Master Thesis by Isabel Kerschgen
ABSTRACT: Besides the use as a drug, the plant has found application in medicine in the treatment of coughing, diarrhea, muscle pain and hypertension. Interestingly, mitragynine has a stronger analgesic effect than morphine, so that it has been suggested as a useful compound in the treatment of opiate addiction in replacement therapy. About the biological activity of paynantheine and speciogynine there are very little studies reported.
ONLINE SOURCE: PubMed, http://www.ncbi.nlm.nih.gov/pmc/articles/PMC2526544/.
LOCAL SOURCE: DOWNLOAD A PDF OF THE RESEARCH PAPER
 
PLAIN ENGLISH SUMMARY: The purpose of this medical study was to demonstrate the far-reaching possibilites for Kratom’s medicinal value and properties.  This study concluded that there IS medical potential for Kratom, including its use as a powerful analgesic as well as an aid in treatment of opiate addiction.  This study alone shows that Kratom does NOT belong on Schedule I.

 

DATE: 2014
RESEARCH: “Genes induced by high concentration of salicylic acid in Mitragyna speciosa”

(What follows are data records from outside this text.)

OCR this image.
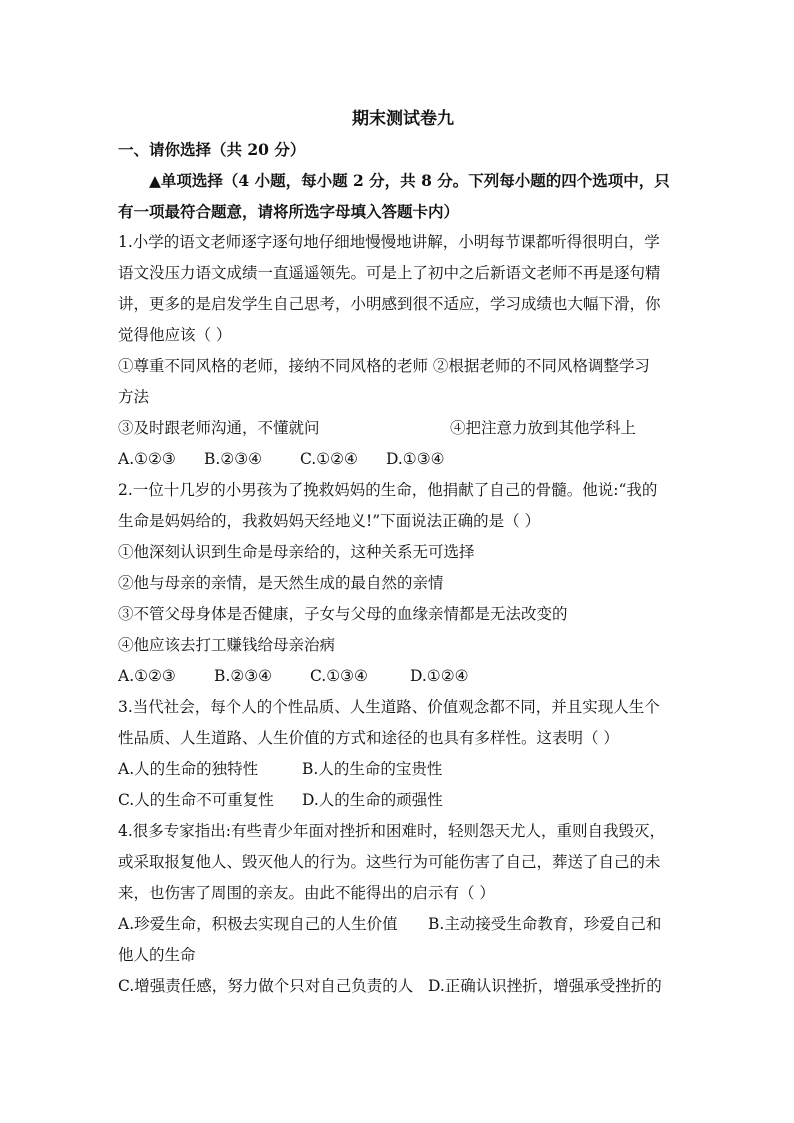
期末测试卷九
一、请你选择（共 20 分）
▲单项选择（4 小题，每小题 2 分，共 8 分。下列每小题的四个选项中，只
有一项最符合题意，请将所选字母填入答题卡内）
1.小学的语文老师逐字逐句地仔细地慢慢地讲解，小明每节课都听得很明白，学
语文没压力语文成绩一直遥遥领先。可是上了初中之后新语文老师不再是逐句精
讲，更多的是启发学生自己思考，小明感到很不适应，学习成绩也大幅下滑，你
觉得他应该（ ）
①尊重不同风格的老师，接纳不同风格的老师 ②根据老师的不同风格调整学习
方法
③及时跟老师沟通，不懂就问	④把注意力放到其他学科上
A.①②③	B.②③④	C.①②④	D.①③④
2.一位十几岁的小男孩为了挽救妈妈的生命，他捐献了自己的骨髓。他说:“我的
生命是妈妈给的，我救妈妈天经地义!”下面说法正确的是（ ）
①他深刻认识到生命是母亲给的，这种关系无可选择
②他与母亲的亲情，是天然生成的最自然的亲情
③不管父母身体是否健康，子女与父母的血缘亲情都是无法改变的
④他应该去打工赚钱给母亲治病
A.①②③	B.②③④	C.①③④	D.①②④
3.当代社会，每个人的个性品质、人生道路、价值观念都不同，并且实现人生个
性品质、人生道路、人生价值的方式和途径的也具有多样性。这表明（ ）
A.人的生命的独特性	B.人的生命的宝贵性
C.人的生命不可重复性	D.人的生命的顽强性
4.很多专家指出:有些青少年面对挫折和困难时，轻则怨天尤人，重则自我毁灭，
或采取报复他人、毁灭他人的行为。这些行为可能伤害了自己，葬送了自己的未
来，也伤害了周围的亲友。由此不能得出的启示有（ ）
A.珍爱生命，积极去实现自己的人生价值	B.主动接受生命教育，珍爱自己和
他人的生命
C.增强责任感，努力做个只对自己负责的人 D.正确认识挫折，增强承受挫折的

Siti Sarah Jumali, Ikram M. Said, Ismanizan Ismail, Zamri Zainal, Institute of Systems Biology, Universiti Kebangsaan Malaysia, Department of Biosciences and Biotechnology, Faculty of Science and Technology, Universiti Kebangsaan
Malaysia
ABSTRACT: Until now, only six sequences related to Kratom are available in GenBank. Therefore, our work significantly contributes to the understanding of the molecular genetics of M. speciosa. Treatment with plant growth regulator such as salicylic acid (SA) is able to increase plant defense mechanism which later induces the expression of genes that encode secondary metabolite production. To identify genes that respond to elicitation of high concentration of SA, suppression subtractive hybridization (SSH) library was constructed using mRNA from SA-treated leaves and mRNA from non-SA-treated leaves.
ONLINE SOURCE: Australian Journal of Crop Science, ISSN: 1835-2707
LOCAL SOURCE: DOWNLOAD A PDF OF THE RESEARCH PAPER
 
PLAIN ENGLISH SUMMARY: In order to cope with heat stress, plants implement various mechanisms. This study observed those same characteristics in the Kratom plant, and the information gained during this study significantly adds to the understanding of the molecular genetics of Kratom.